The best Borglum’s father did for this family research was to locate a prospective Borglum with Frederick of Sweden in his crusade to the Holy Land. This man seems to have been named Reinhardt. But he saved the prince from a charging goat in the south of France and was given the title de la Mothe, “the one of courage.” This forebear returned to Denmark and, Borglum’s father reported, “his arms carry the crusader’s shield in the center.” The founder of the modern branch of De la Mothes was a priest who, in due course, joined Luther and married a nun. Gutzon wrote:

The menfolk became priests, soldiers, adventurers, and I have books left by them in their own scripts. In this black dune, the wind-swept northern part of Denmark, there is an ancient Norman pile called the Borglum Kloster which, in the nineteenth century, was a hunting lodge for the kings and nobles. The De la Mothe family was closely connected with this cloister.
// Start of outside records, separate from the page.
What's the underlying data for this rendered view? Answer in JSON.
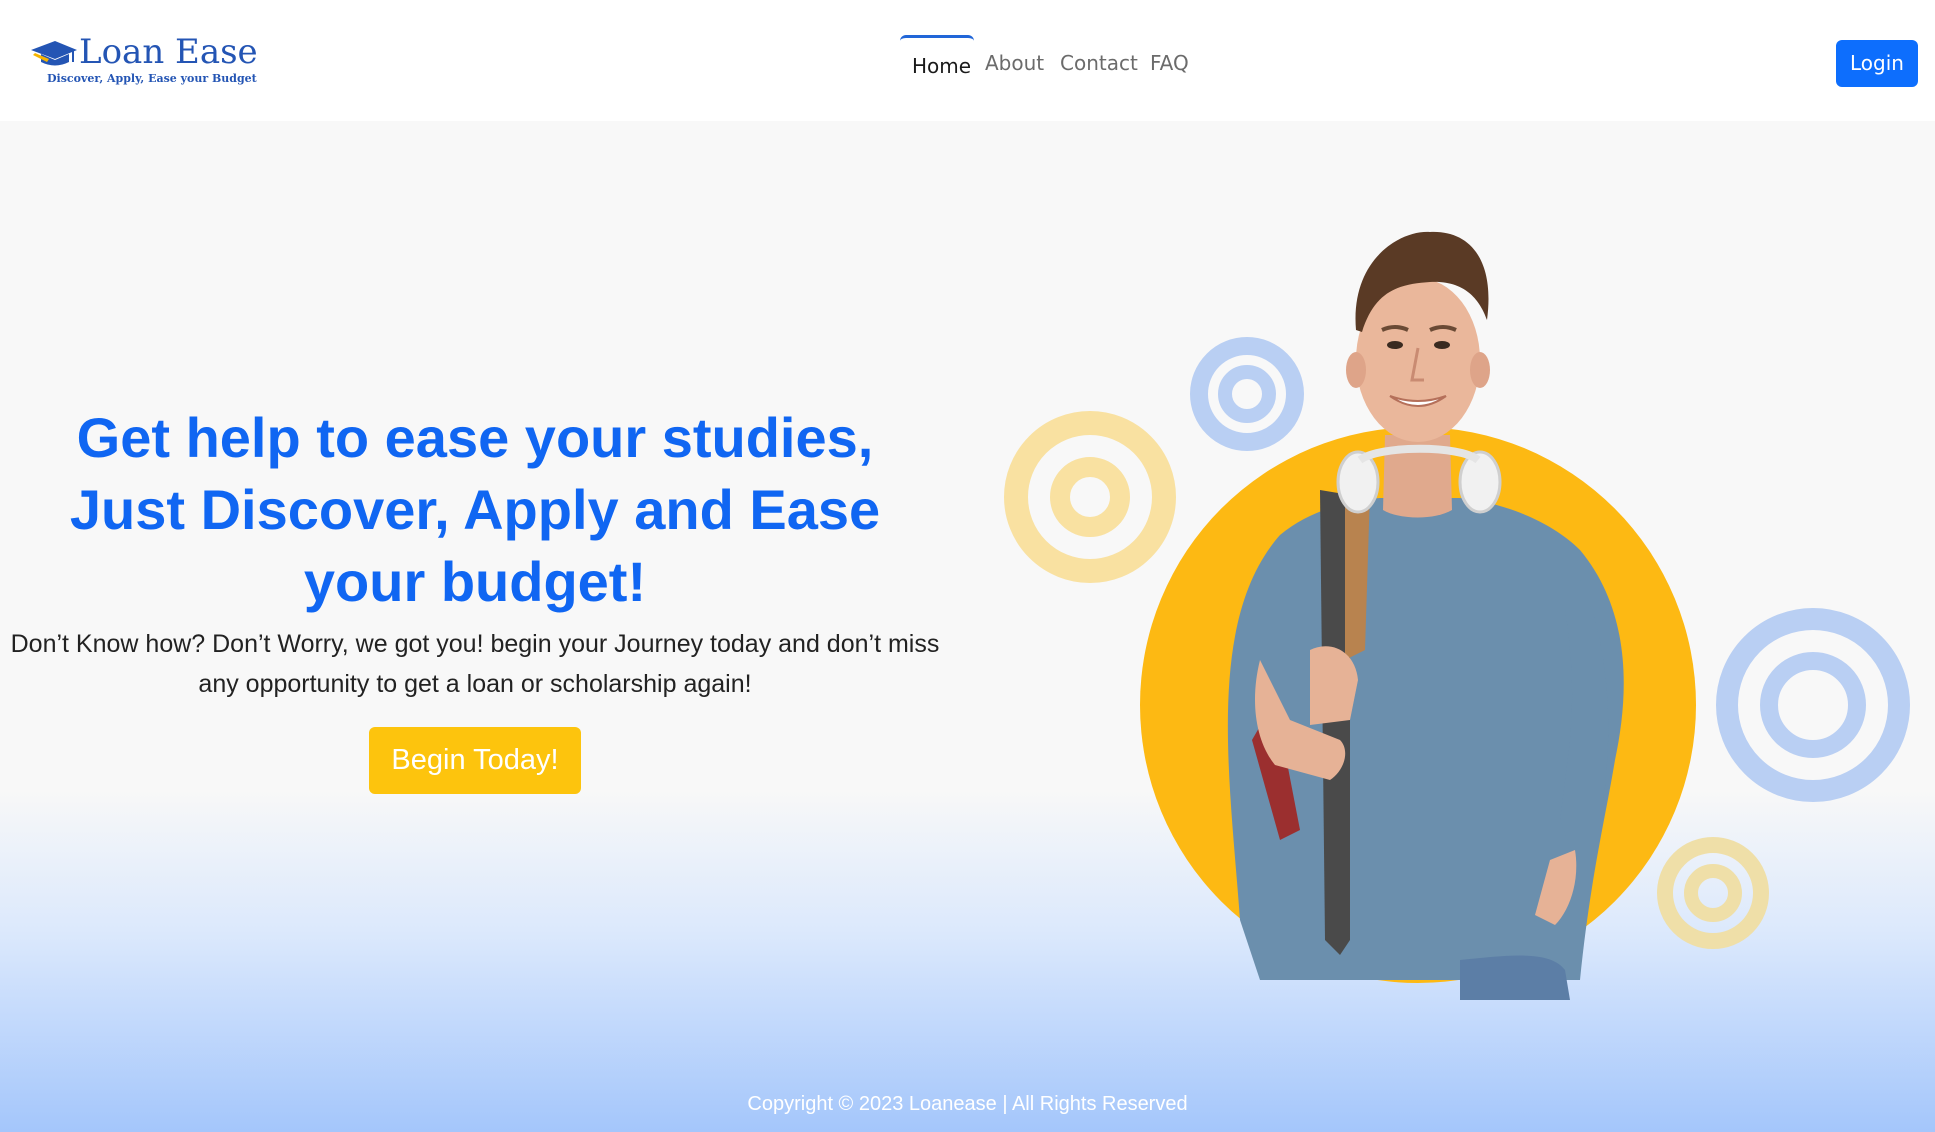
{
  "brand": {
    "name": "Loan Ease",
    "tagline": "Discover, Apply, Ease your Budget",
    "primary_color": "#1066f2",
    "accent_color": "#fdc40d"
  },
  "nav": {
    "items": [
      {
        "label": "Home",
        "active": true
      },
      {
        "label": "About",
        "active": false
      },
      {
        "label": "Contact",
        "active": false
      },
      {
        "label": "FAQ",
        "active": false
      }
    ],
    "login_label": "Login"
  },
  "hero": {
    "title": "Get help to ease your studies, Just Discover, Apply and Ease your budget!",
    "subtitle": "Don’t Know how? Don’t Worry, we got you! begin your Journey today and don’t miss any opportunity to get a loan or scholarship again!",
    "cta_label": "Begin Today!",
    "image_icon": "student-with-backpack-illustration"
  },
  "footer": {
    "copyright": "Copyright © 2023 Loanease | All Rights Reserved"
  }
}
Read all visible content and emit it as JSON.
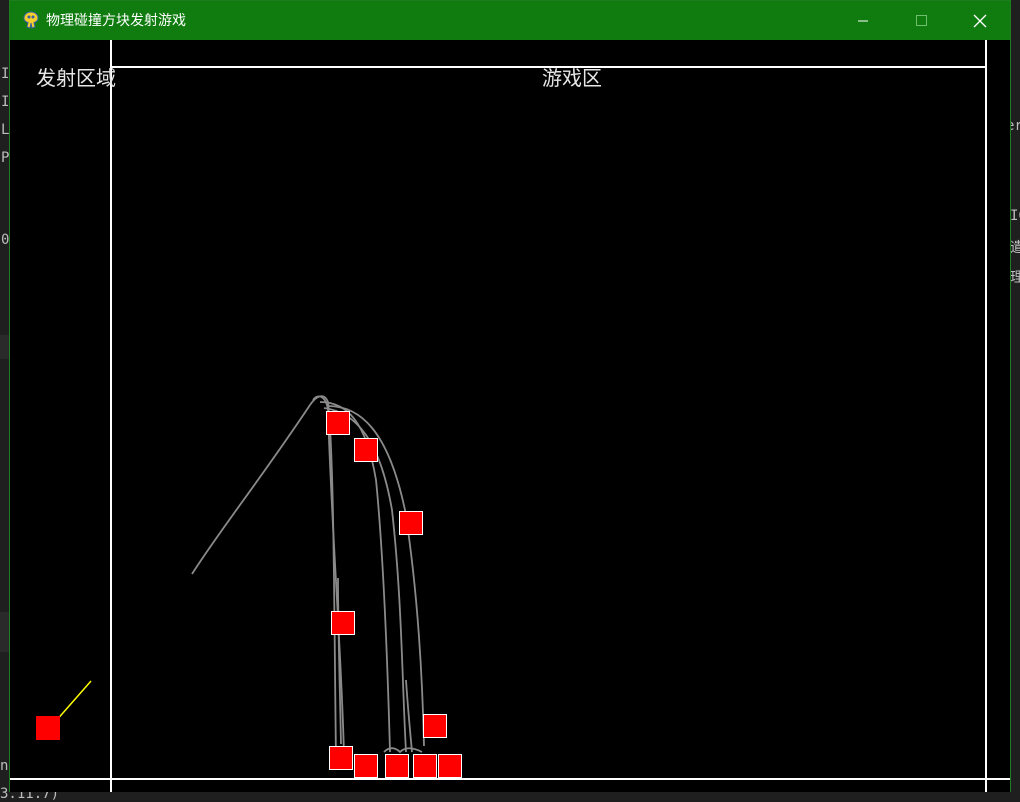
{
  "window": {
    "title": "物理碰撞方块发射游戏",
    "icon": "pygame-snake-icon",
    "controls": [
      "minimize-icon",
      "maximize-icon",
      "close-icon"
    ]
  },
  "game": {
    "left_panel_label": "发射区域",
    "main_panel_label": "游戏区"
  },
  "background": {
    "terminal_fragments_left": [
      "I",
      "I",
      "L",
      "P",
      "0"
    ],
    "terminal_fragments_right": [
      "er",
      "IC",
      "遣",
      "理"
    ],
    "terminal_fragment_bottom": [
      "ne",
      "3.11.7)"
    ]
  },
  "colors": {
    "titlebar": "#107c10",
    "canvas": "#000000",
    "wall": "#ffffff",
    "block_fill": "#ff0000",
    "block_border": "#ffffff",
    "trail": "#808080",
    "aim_line": "#ffff00"
  }
}
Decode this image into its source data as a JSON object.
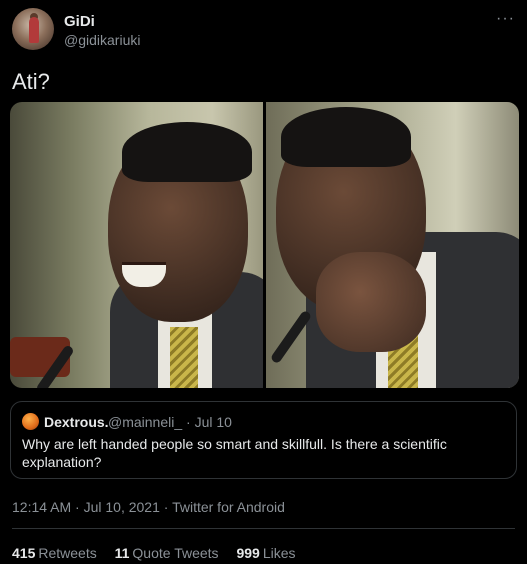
{
  "author": {
    "name": "GiDi",
    "handle": "@gidikariuki"
  },
  "more_icon": "more-horizontal-icon",
  "tweet": {
    "text": "Ati?"
  },
  "quoted_tweet": {
    "name": "Dextrous.",
    "handle": "@mainneli_ · Jul 10",
    "text": "Why are left handed people so smart and skillfull. Is there a scientific explanation?"
  },
  "meta": {
    "timestamp": "12:14 AM · Jul 10, 2021 · Twitter for Android"
  },
  "stats": {
    "retweets_count": "415",
    "retweets_label": "Retweets",
    "quotes_count": "11",
    "quotes_label": "Quote Tweets",
    "likes_count": "999",
    "likes_label": "Likes"
  },
  "colors": {
    "background": "#000000",
    "text_primary": "#e7e9ea",
    "text_secondary": "#8b9197",
    "border": "#2f3336"
  }
}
On a visit not so long ago I found in the great chapel, buried in its floor, the only memorial tablet to our ancestors extant.

Some years ago, after the unveiling of Gutzon’s statue of Woodrow Wilson in Poznan, he took his wife and two children on a flying visit to Denmark. They arrived in Copenhagen about 8:00 A.M., and by 8:15 Gutzon was a sensation. He was a great sculptor by that time, and he had an international reputation. But the baggage carriers, the cabdrivers and the early passers-by did not know that. He was interesting to them only because he spoke to them unhesitatingly in archaic Danish, the Danish of a hundred years ago. “I learned it at my mother’s knee,” he explains, “and she had learned it in her youth, now a century past.” He was linguistically one with the Danes of 1800. The romantic swashbucklers of crusading times no longer seemed quite so close to him.

The King of Denmark saw the Borglums after their return from Borglum Kloster and “the black duneland of the North.” He sent his chamberlain to the hotel with an invitation because Gutzon, fifteen years before, had made a three-quarter bust of the king’s grandfather. It was proudly displayed on a gilt mantel.

“Is it a good portrait?” asked the sculptor.

The king smiled. “Yes, it is,” he said. “It is a good portrait with just a touch of American vigor.”

His Majesty then presented Gutzon with the Order of the Knights of Danenborg. “Interesting,” the king said as he draped the ribbon about Borglum’s neck, “to think that your people killed one of our kings.”

“I had heard of some disturbance in the old days at Borglum Kloster,” Borglum said. “There was violence....”

“That was it. The king was seized. They took him to a prison and a week later they hanged him. But you, of course, hadn’t much to do with that.”

“No,” admitted Borglum, “I hadn’t. I don’t know what to say.” The king smiled again. “I’ll forgive you,” he said. “You know, Borglum, your people, the Jutlanders, may be said to have saved Denmark. They were the only ones the Swedes could not defeat.”